To see if you have worked with this setup or something close here's what I'm looking at. The exhaust leaving the motor block has 3 pieces before it ends at the hose going to the stern:

1. a 90 degree elbow bolted to the block and looking toward the overhead with female pipe threads. 2. A metric right hand/ left hand pipe nipple screwed into the elbow approx 1.5" I.D X 10" looking upward. 3. A 180 degree mixing elbow with the nipple coming from the engine screwed into the inlet side, a cooling water inlet fitting looking abeam out one side and the stern hose hitched to the outlet end which looks toward the bilge.

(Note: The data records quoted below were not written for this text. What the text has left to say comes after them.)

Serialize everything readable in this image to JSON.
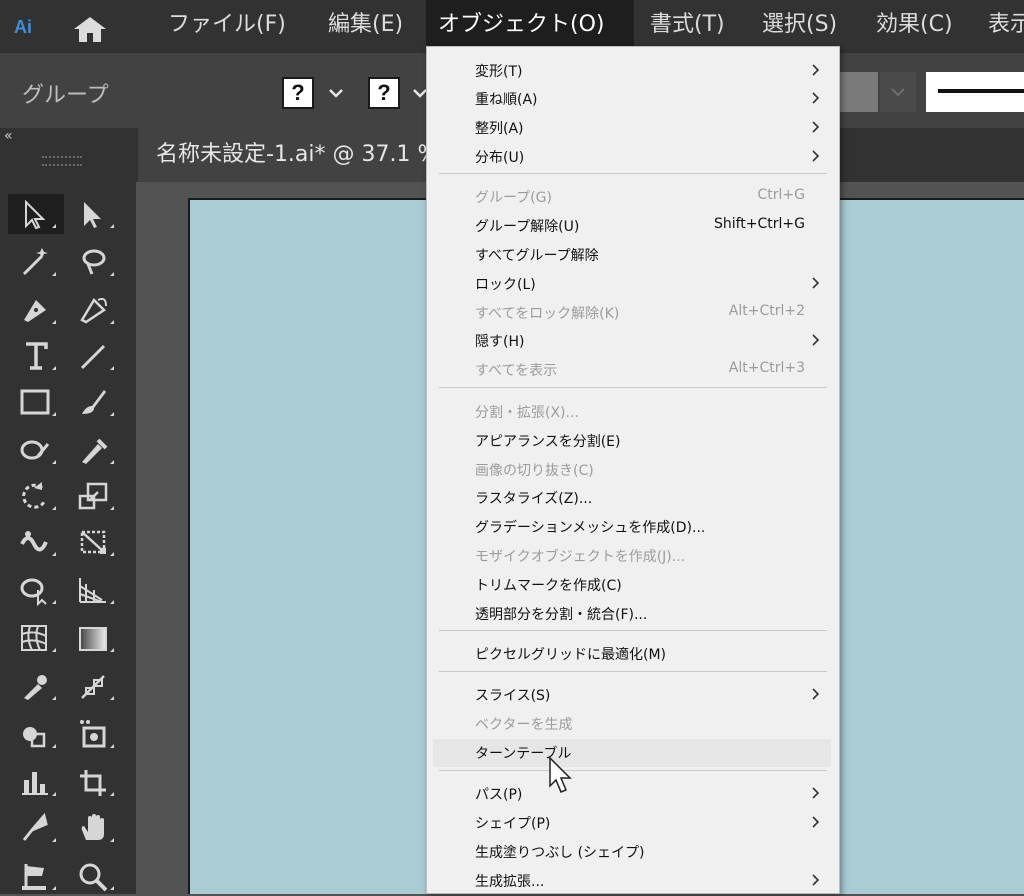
{
  "app": {
    "logo": "Ai"
  },
  "menubar": {
    "items": [
      {
        "label": "ファイル(F)"
      },
      {
        "label": "編集(E)"
      },
      {
        "label": "オブジェクト(O)"
      },
      {
        "label": "書式(T)"
      },
      {
        "label": "選択(S)"
      },
      {
        "label": "効果(C)"
      },
      {
        "label": "表示"
      }
    ],
    "active_index": 2
  },
  "control_bar": {
    "selection_label": "グループ",
    "unknown_fill": "?",
    "unknown_stroke": "?"
  },
  "document": {
    "tab_title": "名称未設定-1.ai* @ 37.1 %"
  },
  "object_menu": {
    "items": [
      {
        "label": "変形(T)",
        "shortcut": "",
        "submenu": true,
        "enabled": true
      },
      {
        "label": "重ね順(A)",
        "shortcut": "",
        "submenu": true,
        "enabled": true
      },
      {
        "label": "整列(A)",
        "shortcut": "",
        "submenu": true,
        "enabled": true
      },
      {
        "label": "分布(U)",
        "shortcut": "",
        "submenu": true,
        "enabled": true
      },
      {
        "label": "グループ(G)",
        "shortcut": "Ctrl+G",
        "submenu": false,
        "enabled": false
      },
      {
        "label": "グループ解除(U)",
        "shortcut": "Shift+Ctrl+G",
        "submenu": false,
        "enabled": true
      },
      {
        "label": "すべてグループ解除",
        "shortcut": "",
        "submenu": false,
        "enabled": true
      },
      {
        "label": "ロック(L)",
        "shortcut": "",
        "submenu": true,
        "enabled": true
      },
      {
        "label": "すべてをロック解除(K)",
        "shortcut": "Alt+Ctrl+2",
        "submenu": false,
        "enabled": false
      },
      {
        "label": "隠す(H)",
        "shortcut": "",
        "submenu": true,
        "enabled": true
      },
      {
        "label": "すべてを表示",
        "shortcut": "Alt+Ctrl+3",
        "submenu": false,
        "enabled": false
      },
      {
        "label": "分割・拡張(X)...",
        "shortcut": "",
        "submenu": false,
        "enabled": false
      },
      {
        "label": "アピアランスを分割(E)",
        "shortcut": "",
        "submenu": false,
        "enabled": true
      },
      {
        "label": "画像の切り抜き(C)",
        "shortcut": "",
        "submenu": false,
        "enabled": false
      },
      {
        "label": "ラスタライズ(Z)...",
        "shortcut": "",
        "submenu": false,
        "enabled": true
      },
      {
        "label": "グラデーションメッシュを作成(D)...",
        "shortcut": "",
        "submenu": false,
        "enabled": true
      },
      {
        "label": "モザイクオブジェクトを作成(J)...",
        "shortcut": "",
        "submenu": false,
        "enabled": false
      },
      {
        "label": "トリムマークを作成(C)",
        "shortcut": "",
        "submenu": false,
        "enabled": true
      },
      {
        "label": "透明部分を分割・統合(F)...",
        "shortcut": "",
        "submenu": false,
        "enabled": true
      },
      {
        "label": "ピクセルグリッドに最適化(M)",
        "shortcut": "",
        "submenu": false,
        "enabled": true
      },
      {
        "label": "スライス(S)",
        "shortcut": "",
        "submenu": true,
        "enabled": true
      },
      {
        "label": "ベクターを生成",
        "shortcut": "",
        "submenu": false,
        "enabled": false
      },
      {
        "label": "ターンテーブル",
        "shortcut": "",
        "submenu": false,
        "enabled": true,
        "hovered": true
      },
      {
        "label": "パス(P)",
        "shortcut": "",
        "submenu": true,
        "enabled": true
      },
      {
        "label": "シェイプ(P)",
        "shortcut": "",
        "submenu": true,
        "enabled": true
      },
      {
        "label": "生成塗りつぶし (シェイプ)",
        "shortcut": "",
        "submenu": false,
        "enabled": true
      },
      {
        "label": "生成拡張...",
        "shortcut": "",
        "submenu": true,
        "enabled": true
      }
    ]
  },
  "tools": [
    "selection-tool-icon",
    "direct-selection-tool-icon",
    "magic-wand-tool-icon",
    "lasso-tool-icon",
    "pen-tool-icon",
    "curvature-tool-icon",
    "type-tool-icon",
    "line-segment-tool-icon",
    "rectangle-tool-icon",
    "paintbrush-tool-icon",
    "shaper-tool-icon",
    "eyedropper-pencil-tool-icon",
    "rotate-tool-icon",
    "scale-tool-icon",
    "warp-tool-icon",
    "free-transform-tool-icon",
    "shape-builder-tool-icon",
    "perspective-grid-tool-icon",
    "mesh-tool-icon",
    "gradient-tool-icon",
    "eyedropper-tool-icon",
    "blend-tool-icon",
    "symbol-sprayer-tool-icon",
    "slice-tool-icon",
    "graph-tool-icon",
    "artboard-tool-icon",
    "knife-tool-icon",
    "hand-tool-icon",
    "flag-tool-icon",
    "zoom-tool-icon"
  ]
}
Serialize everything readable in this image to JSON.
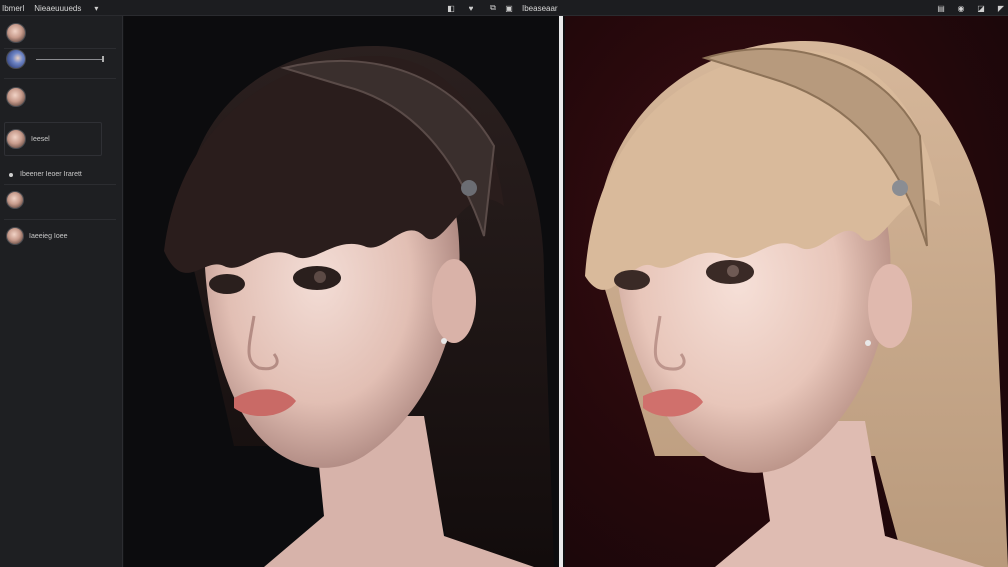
{
  "topbar": {
    "menu": [
      "Ibmerl",
      "Nieaeuuueds"
    ],
    "mid_icons": [
      "layers-icon",
      "heart-icon"
    ],
    "right_menu": [
      "Ibeaseaar"
    ],
    "right_icons": [
      "copy-icon",
      "image-icon"
    ],
    "far_right_icons": [
      "stack-icon",
      "globe-icon",
      "eraser-icon",
      "cursor-icon"
    ]
  },
  "sidebar": {
    "layers": [
      {
        "label": ""
      },
      {
        "label": ""
      },
      {
        "label": ""
      },
      {
        "label": "Ieesel"
      },
      {
        "label": "Ibeener Ieoer Irarett"
      },
      {
        "label": ""
      },
      {
        "label": "Iaeeieg Ioee"
      }
    ]
  },
  "colors": {
    "sidebar_bg": "#1e1f22",
    "left_canvas_bg": "#0c0c0e",
    "right_canvas_bg": "#2a0a0e",
    "split_line": "#e9e9ea"
  }
}
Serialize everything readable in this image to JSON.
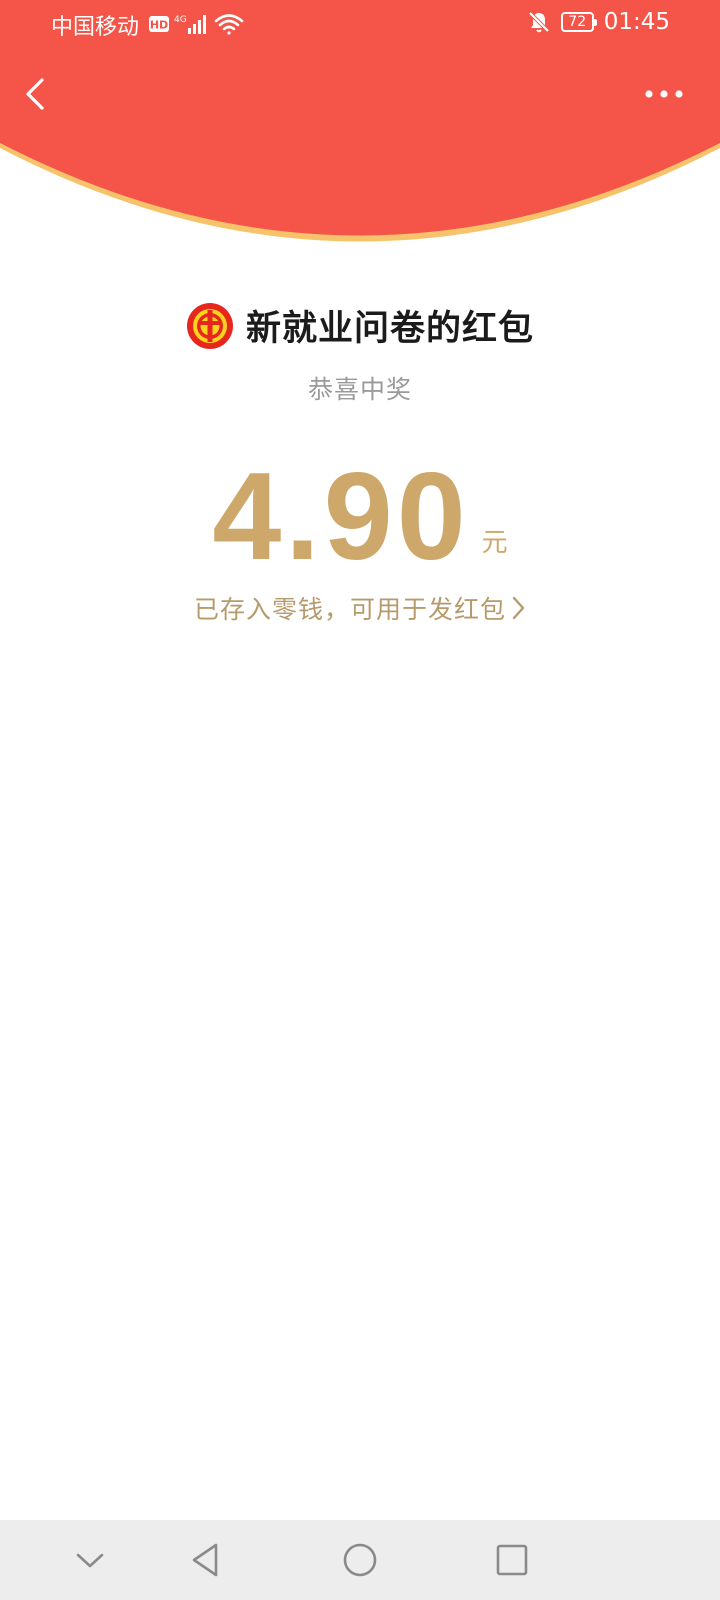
{
  "status_bar": {
    "carrier": "中国移动",
    "hd_badge": "HD",
    "network": "4G",
    "battery_level": "72",
    "time": "01:45",
    "icons": [
      "hd-icon",
      "signal-icon",
      "wifi-icon",
      "mute-bell-icon",
      "battery-icon"
    ]
  },
  "nav": {
    "back_icon": "chevron-left-icon",
    "more_icon": "more-dots-icon"
  },
  "colors": {
    "header_red": "#f55548",
    "header_border": "#f7c36a",
    "amount_gold": "#cea86b",
    "link_gold": "#b79a6c"
  },
  "red_packet": {
    "sender_logo": "union-emblem-icon",
    "title": "新就业问卷的红包",
    "subtitle": "恭喜中奖",
    "amount": "4.90",
    "currency": "元",
    "wallet_text": "已存入零钱，可用于发红包"
  },
  "system_nav": {
    "buttons": [
      "collapse-icon",
      "back-triangle-icon",
      "home-circle-icon",
      "recents-square-icon"
    ]
  }
}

The defect is the bottom end of the nipple (2) I found just loosely sitting in the female threads of the exhaust elbow. I didn't do a real close well lit inspection of it, but it didn't look like there was a broken or rusted off piece of the nipple left stuck in the exhaust elbow. I decided to get all three parts on order in case I need them all, when I did in talking to Torrensen, I found out that Yanmar now supplies a much shorter right hand/left hand nipple (3 1/2") instead of the approx. 10 " long one that's in there now. Does anyone think I should be concerned with the 7" drop in the elevation of the mixing elbow relative to sea level that this will produce? My only other choice would be getting a machine shop to match the old one, because I couldn't find the original length nipple or any alternative after googling for a couple hours.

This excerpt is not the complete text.